22 rioting children expelled from train in Spain

Trains too big for some tunnels in Spain

Two resignations for a “fiasco”: In Spain, a case of oversized trains for certain tunnels brought down the head of Spain’s railways and No. 2 of the transport ministry after 15 days of embarrassing controversy for the executive.

Isaias Taboas, who has headed the Renfe rail company since June 2018, “presented his resignation on Monday,” a company spokeswoman told AFP.

This surprise resignation comes alongside that of Secretary of State for Transport Isabel Pardo de Vera, also former president of Spain’s rail network manager Adif, the Transport Ministry confirmed in a brief press release.

Transport Minister Raquel Sanchez “thanked” these two leaders for “the work done in their respective roles,” the ministry said.

The resignations come after more than two weeks of controversy surrounding the order for 31 trains for the rail network in northern Spain, which proved too large for some of the tunnels they had to pass through.

According to Renfe, this order, worth 258 million euros, went to the Spanish manufacturer of railway equipment CAF, competitors of the French Alstom and the German Siemens, after a tender in June 2020.

According to the train operator, it was this company based in the Basque Country (North) that realized in March 2021 that the dimensions given in the tender were incorrect. She then alerted the authorities even before she started building the trains.

“There was never a risk that trains would be built the wrong size because the manufacturer had the obligation defined in the tender documents to carry out checks,” Renfe assured AFP.

This error, made public at the beginning of February, almost two years after the problem was discovered, will nevertheless lead to delays in the delivery of the trains, which are to be put into service in 2026 and not in 2024 as originally planned, according to the railway group.

According to the Spanish media, there could also be additional costs due to the increase in material prices in recent months. Renfe denies one problem: “There is no financial problem, no money was wasted,” says the group.

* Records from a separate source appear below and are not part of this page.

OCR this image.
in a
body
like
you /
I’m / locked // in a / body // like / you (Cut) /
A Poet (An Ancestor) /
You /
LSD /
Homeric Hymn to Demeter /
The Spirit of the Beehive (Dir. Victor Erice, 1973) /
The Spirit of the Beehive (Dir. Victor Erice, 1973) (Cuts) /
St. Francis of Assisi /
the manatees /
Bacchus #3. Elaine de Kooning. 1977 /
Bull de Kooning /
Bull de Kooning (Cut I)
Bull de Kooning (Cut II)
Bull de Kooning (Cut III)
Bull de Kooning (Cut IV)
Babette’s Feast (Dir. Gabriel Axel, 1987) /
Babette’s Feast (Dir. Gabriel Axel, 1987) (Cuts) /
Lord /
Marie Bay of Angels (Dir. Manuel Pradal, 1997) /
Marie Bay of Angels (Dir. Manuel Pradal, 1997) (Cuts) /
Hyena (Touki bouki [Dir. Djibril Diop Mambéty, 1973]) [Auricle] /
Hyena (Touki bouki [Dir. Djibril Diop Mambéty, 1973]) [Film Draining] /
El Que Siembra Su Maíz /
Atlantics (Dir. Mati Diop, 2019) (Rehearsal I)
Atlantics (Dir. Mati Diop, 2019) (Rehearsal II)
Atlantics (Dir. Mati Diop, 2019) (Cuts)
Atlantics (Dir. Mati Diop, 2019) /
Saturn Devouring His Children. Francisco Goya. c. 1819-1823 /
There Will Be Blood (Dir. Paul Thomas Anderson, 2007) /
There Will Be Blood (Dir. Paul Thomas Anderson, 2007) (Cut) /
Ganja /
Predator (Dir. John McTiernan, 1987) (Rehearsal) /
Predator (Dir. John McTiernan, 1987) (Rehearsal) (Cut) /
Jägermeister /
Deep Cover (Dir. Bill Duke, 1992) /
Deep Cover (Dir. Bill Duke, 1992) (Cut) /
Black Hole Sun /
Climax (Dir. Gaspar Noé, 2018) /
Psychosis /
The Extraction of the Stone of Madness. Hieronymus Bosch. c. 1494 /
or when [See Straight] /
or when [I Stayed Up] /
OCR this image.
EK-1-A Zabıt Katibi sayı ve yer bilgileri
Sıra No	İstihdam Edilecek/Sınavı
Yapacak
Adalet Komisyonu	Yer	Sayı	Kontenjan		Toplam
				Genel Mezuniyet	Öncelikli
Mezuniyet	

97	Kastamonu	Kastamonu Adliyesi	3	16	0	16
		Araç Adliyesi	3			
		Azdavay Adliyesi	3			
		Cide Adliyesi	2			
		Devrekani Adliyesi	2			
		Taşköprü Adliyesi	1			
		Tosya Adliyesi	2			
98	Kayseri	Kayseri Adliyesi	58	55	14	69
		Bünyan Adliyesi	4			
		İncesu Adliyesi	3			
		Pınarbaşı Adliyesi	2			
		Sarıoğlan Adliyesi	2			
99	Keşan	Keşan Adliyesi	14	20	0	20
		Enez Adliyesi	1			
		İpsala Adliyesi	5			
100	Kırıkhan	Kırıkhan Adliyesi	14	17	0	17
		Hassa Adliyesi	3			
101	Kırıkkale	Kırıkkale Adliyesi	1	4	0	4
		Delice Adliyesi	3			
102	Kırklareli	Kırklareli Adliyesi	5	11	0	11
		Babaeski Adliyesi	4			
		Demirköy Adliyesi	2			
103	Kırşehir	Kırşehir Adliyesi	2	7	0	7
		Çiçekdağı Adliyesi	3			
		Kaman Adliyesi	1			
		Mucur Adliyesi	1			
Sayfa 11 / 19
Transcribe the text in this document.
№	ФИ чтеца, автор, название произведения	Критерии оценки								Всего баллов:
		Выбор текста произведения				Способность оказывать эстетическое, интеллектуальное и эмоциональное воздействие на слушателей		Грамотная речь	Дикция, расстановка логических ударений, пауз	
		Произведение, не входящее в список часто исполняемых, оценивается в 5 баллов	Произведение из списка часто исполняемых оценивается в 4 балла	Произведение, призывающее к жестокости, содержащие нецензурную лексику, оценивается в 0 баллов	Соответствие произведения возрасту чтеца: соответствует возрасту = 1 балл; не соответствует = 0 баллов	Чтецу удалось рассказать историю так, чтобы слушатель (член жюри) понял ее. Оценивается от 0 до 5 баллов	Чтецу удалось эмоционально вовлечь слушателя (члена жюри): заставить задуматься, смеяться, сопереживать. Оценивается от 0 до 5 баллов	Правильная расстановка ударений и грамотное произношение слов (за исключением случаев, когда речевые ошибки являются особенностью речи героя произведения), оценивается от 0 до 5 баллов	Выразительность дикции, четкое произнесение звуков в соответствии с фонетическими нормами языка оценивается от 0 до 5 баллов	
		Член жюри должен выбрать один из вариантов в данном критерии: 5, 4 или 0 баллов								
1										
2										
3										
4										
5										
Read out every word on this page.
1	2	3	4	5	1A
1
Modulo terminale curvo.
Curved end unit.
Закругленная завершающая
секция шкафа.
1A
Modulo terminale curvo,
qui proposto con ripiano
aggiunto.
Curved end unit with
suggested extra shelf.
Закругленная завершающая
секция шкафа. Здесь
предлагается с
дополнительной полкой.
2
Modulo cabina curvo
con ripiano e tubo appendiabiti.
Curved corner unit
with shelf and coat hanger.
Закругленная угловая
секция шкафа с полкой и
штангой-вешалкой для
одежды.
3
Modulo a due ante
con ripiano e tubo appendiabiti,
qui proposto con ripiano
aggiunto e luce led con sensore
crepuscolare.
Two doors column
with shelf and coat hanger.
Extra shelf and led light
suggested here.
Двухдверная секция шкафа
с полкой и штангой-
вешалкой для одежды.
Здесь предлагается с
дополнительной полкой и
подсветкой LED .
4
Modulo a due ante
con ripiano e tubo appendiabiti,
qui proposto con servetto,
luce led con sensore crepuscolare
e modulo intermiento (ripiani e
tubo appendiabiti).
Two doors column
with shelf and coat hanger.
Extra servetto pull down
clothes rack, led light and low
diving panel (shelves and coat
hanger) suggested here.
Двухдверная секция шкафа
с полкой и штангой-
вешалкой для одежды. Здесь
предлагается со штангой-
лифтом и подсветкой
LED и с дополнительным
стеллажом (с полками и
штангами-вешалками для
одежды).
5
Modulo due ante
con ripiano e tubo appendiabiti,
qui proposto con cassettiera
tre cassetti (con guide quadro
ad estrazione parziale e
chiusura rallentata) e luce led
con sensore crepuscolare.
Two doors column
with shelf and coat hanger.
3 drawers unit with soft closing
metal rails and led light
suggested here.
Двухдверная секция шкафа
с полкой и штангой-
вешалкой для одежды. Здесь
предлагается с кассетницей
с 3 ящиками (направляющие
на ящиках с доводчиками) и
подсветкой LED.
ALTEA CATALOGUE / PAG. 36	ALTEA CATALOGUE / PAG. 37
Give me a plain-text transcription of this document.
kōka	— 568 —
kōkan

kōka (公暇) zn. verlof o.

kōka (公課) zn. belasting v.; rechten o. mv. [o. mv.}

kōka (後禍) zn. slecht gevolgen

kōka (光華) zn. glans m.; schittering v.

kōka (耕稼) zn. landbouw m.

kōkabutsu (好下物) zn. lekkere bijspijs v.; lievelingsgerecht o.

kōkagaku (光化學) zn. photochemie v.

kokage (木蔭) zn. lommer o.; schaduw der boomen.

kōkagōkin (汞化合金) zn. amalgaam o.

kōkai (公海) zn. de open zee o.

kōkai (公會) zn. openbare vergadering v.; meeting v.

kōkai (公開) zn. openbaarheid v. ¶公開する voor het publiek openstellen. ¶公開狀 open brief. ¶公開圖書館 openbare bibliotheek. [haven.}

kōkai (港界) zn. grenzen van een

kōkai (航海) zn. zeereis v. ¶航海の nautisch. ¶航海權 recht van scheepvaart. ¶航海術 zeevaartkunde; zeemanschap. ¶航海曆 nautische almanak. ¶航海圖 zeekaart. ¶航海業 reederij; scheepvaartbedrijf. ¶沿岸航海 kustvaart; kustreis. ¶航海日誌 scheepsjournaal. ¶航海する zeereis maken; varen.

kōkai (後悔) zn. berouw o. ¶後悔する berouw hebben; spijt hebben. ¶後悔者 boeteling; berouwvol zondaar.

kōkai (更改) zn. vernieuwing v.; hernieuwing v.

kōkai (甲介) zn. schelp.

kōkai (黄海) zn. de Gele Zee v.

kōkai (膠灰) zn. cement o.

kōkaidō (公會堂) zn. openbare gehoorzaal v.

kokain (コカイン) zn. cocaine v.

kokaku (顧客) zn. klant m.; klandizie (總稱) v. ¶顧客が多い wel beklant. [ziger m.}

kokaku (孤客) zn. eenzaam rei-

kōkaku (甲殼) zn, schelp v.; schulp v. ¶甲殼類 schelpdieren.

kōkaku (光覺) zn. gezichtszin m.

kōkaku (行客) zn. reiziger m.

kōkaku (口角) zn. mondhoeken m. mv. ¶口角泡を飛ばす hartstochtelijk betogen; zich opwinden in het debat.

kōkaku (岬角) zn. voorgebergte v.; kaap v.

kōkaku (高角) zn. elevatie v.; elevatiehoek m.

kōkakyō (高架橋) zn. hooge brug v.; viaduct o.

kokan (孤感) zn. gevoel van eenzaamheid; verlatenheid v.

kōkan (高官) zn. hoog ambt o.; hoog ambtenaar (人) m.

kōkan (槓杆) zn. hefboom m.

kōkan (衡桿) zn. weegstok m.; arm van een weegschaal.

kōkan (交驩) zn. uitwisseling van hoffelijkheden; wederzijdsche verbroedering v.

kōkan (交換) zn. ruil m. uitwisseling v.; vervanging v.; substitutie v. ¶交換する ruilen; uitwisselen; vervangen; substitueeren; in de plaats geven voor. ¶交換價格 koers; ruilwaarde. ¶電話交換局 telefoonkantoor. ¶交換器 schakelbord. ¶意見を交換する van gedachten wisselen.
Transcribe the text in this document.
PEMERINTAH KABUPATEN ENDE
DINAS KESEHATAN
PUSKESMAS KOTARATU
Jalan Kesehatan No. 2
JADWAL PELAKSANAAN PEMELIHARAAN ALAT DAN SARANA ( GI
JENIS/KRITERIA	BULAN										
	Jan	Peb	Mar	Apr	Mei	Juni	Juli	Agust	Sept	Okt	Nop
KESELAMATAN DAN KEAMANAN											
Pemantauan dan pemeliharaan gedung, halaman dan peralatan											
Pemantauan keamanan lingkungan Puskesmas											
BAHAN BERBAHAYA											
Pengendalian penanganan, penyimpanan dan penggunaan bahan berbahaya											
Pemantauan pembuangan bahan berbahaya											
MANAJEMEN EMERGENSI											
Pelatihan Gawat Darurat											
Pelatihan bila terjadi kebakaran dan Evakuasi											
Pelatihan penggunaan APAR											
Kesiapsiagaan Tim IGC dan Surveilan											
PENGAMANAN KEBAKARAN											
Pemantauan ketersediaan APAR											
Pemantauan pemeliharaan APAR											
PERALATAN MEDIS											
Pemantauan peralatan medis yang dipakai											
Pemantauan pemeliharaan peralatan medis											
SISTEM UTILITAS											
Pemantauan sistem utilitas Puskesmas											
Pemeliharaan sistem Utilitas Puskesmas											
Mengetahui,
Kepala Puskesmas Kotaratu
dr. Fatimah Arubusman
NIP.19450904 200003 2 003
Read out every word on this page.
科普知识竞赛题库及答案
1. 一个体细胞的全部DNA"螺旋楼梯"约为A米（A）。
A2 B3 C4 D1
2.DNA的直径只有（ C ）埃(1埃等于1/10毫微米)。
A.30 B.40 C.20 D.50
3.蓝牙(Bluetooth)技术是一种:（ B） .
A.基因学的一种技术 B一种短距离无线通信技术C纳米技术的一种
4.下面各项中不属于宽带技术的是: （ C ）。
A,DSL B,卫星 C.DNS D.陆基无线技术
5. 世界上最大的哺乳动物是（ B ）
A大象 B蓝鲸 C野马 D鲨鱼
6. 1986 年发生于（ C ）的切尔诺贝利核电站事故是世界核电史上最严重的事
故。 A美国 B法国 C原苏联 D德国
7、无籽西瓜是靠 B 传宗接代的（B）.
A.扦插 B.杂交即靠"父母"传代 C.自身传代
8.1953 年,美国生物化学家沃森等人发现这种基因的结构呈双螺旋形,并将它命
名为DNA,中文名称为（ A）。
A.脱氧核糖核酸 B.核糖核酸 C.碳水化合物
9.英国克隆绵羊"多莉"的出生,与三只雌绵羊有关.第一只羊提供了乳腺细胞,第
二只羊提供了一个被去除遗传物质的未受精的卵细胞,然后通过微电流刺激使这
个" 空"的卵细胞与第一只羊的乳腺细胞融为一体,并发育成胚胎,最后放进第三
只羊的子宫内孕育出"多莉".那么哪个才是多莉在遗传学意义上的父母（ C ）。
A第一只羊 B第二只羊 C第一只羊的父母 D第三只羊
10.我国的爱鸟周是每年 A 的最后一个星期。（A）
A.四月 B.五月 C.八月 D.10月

The case sparked controversy in Spain, where the right-wing opposition accused Socialist Prime Minister Pedro Sanchez’s government of “culpable concealment” and “opacity” less than a year before general elections scheduled for late 2023.

“You preside over a government that orders trains that don’t go through tunnels,” ironically Cuca Gamarra, number two of the People’s Party (PP, right), recently conjured up a “fiasco” in parliament.

This controversy had already prompted the Transport Ministry on February 6 to sack the former head of equipment management at Renfe and a senior official at Adif.

She also urged Adif and Renfe to launch a joint investigation to determine the circumstances that led to this situation, which the transport minister described as a “gross error”.

Responding to the resignations of the Renfe boss and the Secretary of State for Transport, the president of the Cantabria region, Miguel Angel Revilla, of the regionalist party PRC, on Monday demanded “compensation” for his territory directly affected by this order of faulty trains .

“We want the circumstances to be clarified” and “solutions to be put on the table,” added Adrian Barbon, socialist president of the Asturias region, which was also affected, on Monday before a meeting at the Ministry of Transport.

“I apologize again, but I also insist that we work and work to implement the solutions,” underlined the Minister of Transport at the end of this meeting.

“Sloppy work of this magnitude, I’ve never seen it in 40 years,” complained the president of the Cantabria region.